Like bookends holding together the central conversation pit and its accompanying blocks of deschampsia, Giubbilei included two matched blocks of planting in subdued deep red, bronze and purple: feathery bronze fennel, spires of Salvia nemorosa 'Caradonna', two purplish black bearded iris ('Superstition' and 'Black Swan'), the dark-flowered astrantias 'Claret' and 'Hadspen Blood' and a particularly handsome peony called 'Buckeye Belle'. It was a nice combination, but we've seen a lot of this particular palette since Piet Oudolf and Arne Maynard first used it in the garden they made for Gardens Illustrated in May 2000.

That garden got Best in Show and it deserved it, for it embodied an important shift in gear. So, even more so, did Christopher Bradley-Hole's garden of 1997, perhaps the best show garden that has ever come to Chelsea. Bradley-Hole, an architect by training, was the first person to use modern materials at Chelsea: stainless steel, plate glass, superbly cut stone. That was a massive gear change. It's not that you are looking for novelty. Novelty for its own sake is an empty concept. But each year at Chelsea, you hope you will see something that stops you in your tracks, makes you think, stirs up the passions.

The closest I got to that with the show gardens (only three gold medals were awarded, so nobody can pretend it was a vintage year for design) was when I stood before Thomas Hoblyn's evocation of a bog garden. Evocation was the word. It wasn't ramming messages down my throat. It wasn't pretending to be ecologically correct. Though it used reclaimed materials, sheep's wool, fallen timber, composted greenwaste, road sweepings, furnace ash etc etc, it didn't bore on about sustainability.

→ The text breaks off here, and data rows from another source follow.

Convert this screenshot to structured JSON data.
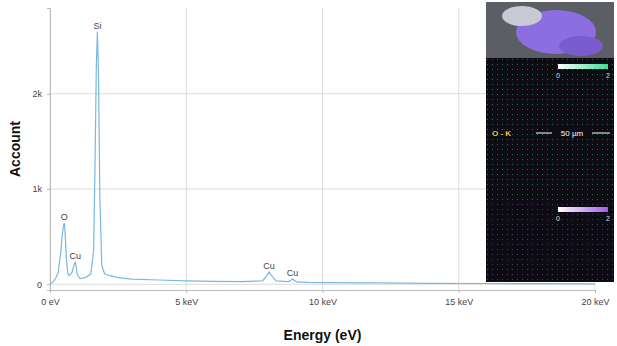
{
  "chart_data": {
    "type": "line",
    "x_label": "Energy (eV)",
    "y_label": "Account",
    "color": "#7ab8e0",
    "grid": true,
    "xlim": [
      0,
      20
    ],
    "xticks": [
      {
        "value": 0,
        "label": "0 eV"
      },
      {
        "value": 5,
        "label": "5 keV"
      },
      {
        "value": 10,
        "label": "10 keV"
      },
      {
        "value": 15,
        "label": "15 keV"
      },
      {
        "value": 20,
        "label": "20 keV"
      }
    ],
    "ylim": [
      -60,
      2900
    ],
    "yticks": [
      0,
      {
        "value": 1000,
        "label": "1k"
      },
      {
        "value": 2000,
        "label": "2k"
      }
    ],
    "x": [
      0,
      0.1,
      0.2,
      0.3,
      0.4,
      0.45,
      0.5,
      0.525,
      0.55,
      0.6,
      0.65,
      0.7,
      0.8,
      0.85,
      0.9,
      0.93,
      0.96,
      1.0,
      1.1,
      1.3,
      1.5,
      1.6,
      1.65,
      1.7,
      1.74,
      1.78,
      1.83,
      1.9,
      2.0,
      2.2,
      2.5,
      3,
      4,
      5,
      6,
      7,
      7.8,
      7.95,
      8.04,
      8.13,
      8.3,
      8.75,
      8.85,
      8.9,
      8.95,
      9.05,
      9.5,
      10,
      12,
      14,
      16,
      18,
      20
    ],
    "values": [
      0,
      20,
      60,
      120,
      350,
      520,
      620,
      640,
      560,
      280,
      120,
      90,
      120,
      170,
      220,
      230,
      180,
      100,
      60,
      70,
      110,
      350,
      1200,
      2300,
      2650,
      2200,
      900,
      200,
      110,
      90,
      70,
      55,
      45,
      35,
      30,
      28,
      35,
      90,
      130,
      90,
      35,
      28,
      45,
      55,
      45,
      25,
      20,
      18,
      14,
      10,
      8,
      6,
      5
    ],
    "annotations": [
      {
        "text": "O",
        "x": 0.52,
        "y": 640
      },
      {
        "text": "Cu",
        "x": 0.93,
        "y": 230
      },
      {
        "text": "Si",
        "x": 1.74,
        "y": 2650
      },
      {
        "text": "Cu",
        "x": 8.04,
        "y": 130
      },
      {
        "text": "Cu",
        "x": 8.9,
        "y": 55
      }
    ]
  },
  "inset": {
    "map_label": "O - K",
    "scale_bar": "50 µm",
    "colorbars": [
      {
        "min": 0,
        "max": 2,
        "color": "#3ddc97"
      },
      {
        "min": 0,
        "max": 2,
        "color": "#a05ce6"
      }
    ]
  }
}
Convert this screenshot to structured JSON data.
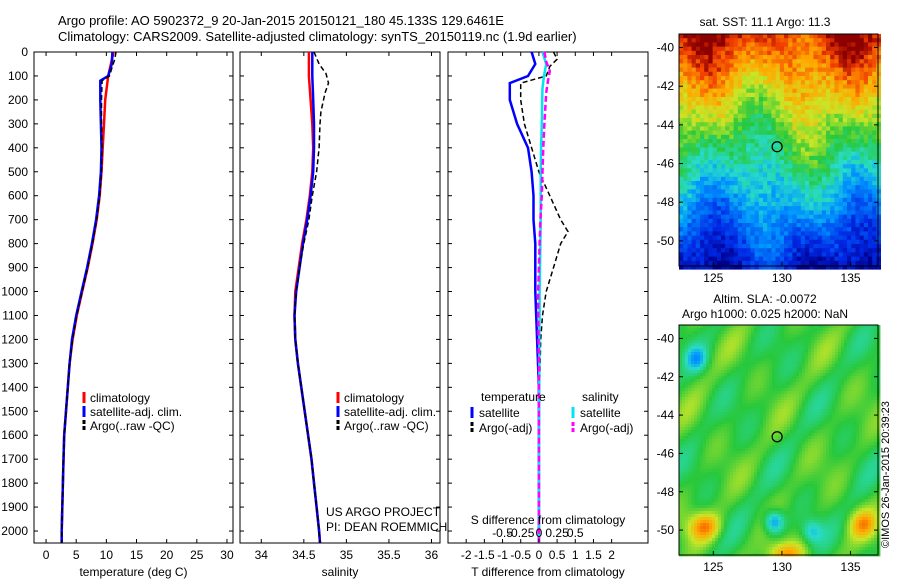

Hoblyn happily (and very successfully I thought) mixed British natives such as pond sedge, soft rush, common reed and bulrush with plants from North Carolina: stunning stands of American pitcher plants (Sarracenia flava), their huge vase-shaped pitchers glowing in mustard yellow.

After working as a head gardener in Devon, Hoblyn trained at Kew and, as part of his work there, studied the bog plants of Carolina. I didn't know this when I first saw his garden, but it explains to some extent why I believed in it. It started from the right place. It was wonderfully calm, and the planting, though restrained, was full of texture and detail. Though the prevailing colours were mustard yellow (the sarracenias) and blue (from iris) he had scattered in a few drifts of North American columbines (Aquilegia canadensis). That was a master stroke. They are taller, airier than our own aquilegias and the soft yellow and red of the flowers gave just the right amount of complexity to the planting. After his much smaller Urban Garden won a Gold last year, Hoblyn may be disappointed with this year's Silver (I thought he deserved better) but I'm sure I won't be the only one who remembers it as a shaft of heart and beauty in a year when we need it most.